Background
The operating system provides memory via VirtualAlloc() only. That works fine, but the granularity is not good: it can only provide 64kB at a time. That's why Microsoft has implemented different heap managers, e.g. the C++ heap manager or the .NET heap manager. Those get memory from the OS in 64kB blocks and provide it to a C++ or .NET program in smaller chunks.

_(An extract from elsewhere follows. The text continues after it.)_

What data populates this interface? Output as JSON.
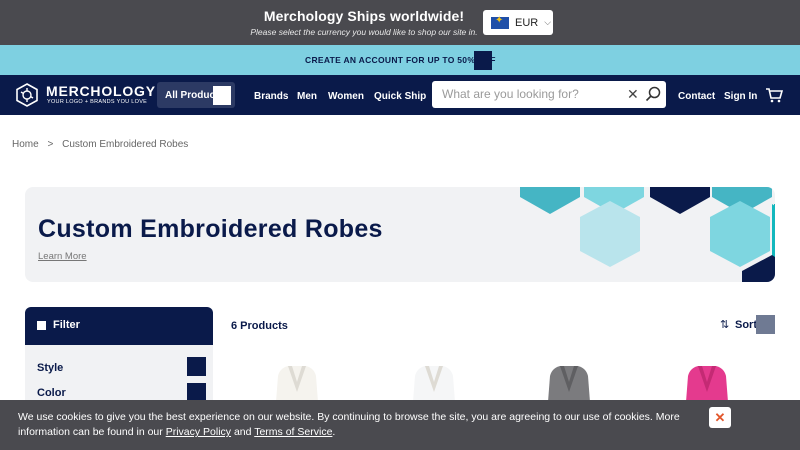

!heap and related commands only work for the C++ heap manager. To inspect the .NET heap, you need the sos extension for WinDbg.
Regarding your questions
As far as I can tell VirtualAlloc bypasses the gflags/!heap extensions?
The GFlags +ust flag is specific to C++ heap allocations. The !heap commands are also specific to the C++ heap manager, so yes, none of these will care about VirtualAlloc() calls.
However, I would not say, VirtualAlloc() "bypasses" them, which would be a statement that it goes through the C++ heap manager. It's rather the opposite: it's on a lower level than the heap manager operates.
a) !heap walks the list of allocated memory in each heap - but not the allocated memory that came from VirtualAlloc
Yes, for the same reason.
b) when you allocate a huge chunk of memory via new/malloc that goes to LocalAlloc() and then to VirtualAlloc() where it bypasses the call stack logging
Basically yes. There is a point where it's no longer worth to split the memory into smaller regions. Obviously allocating 64kB for a 2 byte variable is too much waste.
Microsoft drew the line at ~ 512 kB as documented in HeapAlloc (look for the term 0x7FFF8). So when you allocate more than 512 kB, it will not use the heap manager any more but the raw memory block of VirtualAlloc(). In the worst case, there's an overhead of 12% (64kB waste when you allocate 512kB + 1 Byte).
Don't worry
There are other tools to recognize larger memory leaks that arise from VirtualAlloc(). The WinDbg command !address is helpful and Rohitab API monitor can help. As suggested by others, you can also try LeakDiag or commercial memory leak analyzers.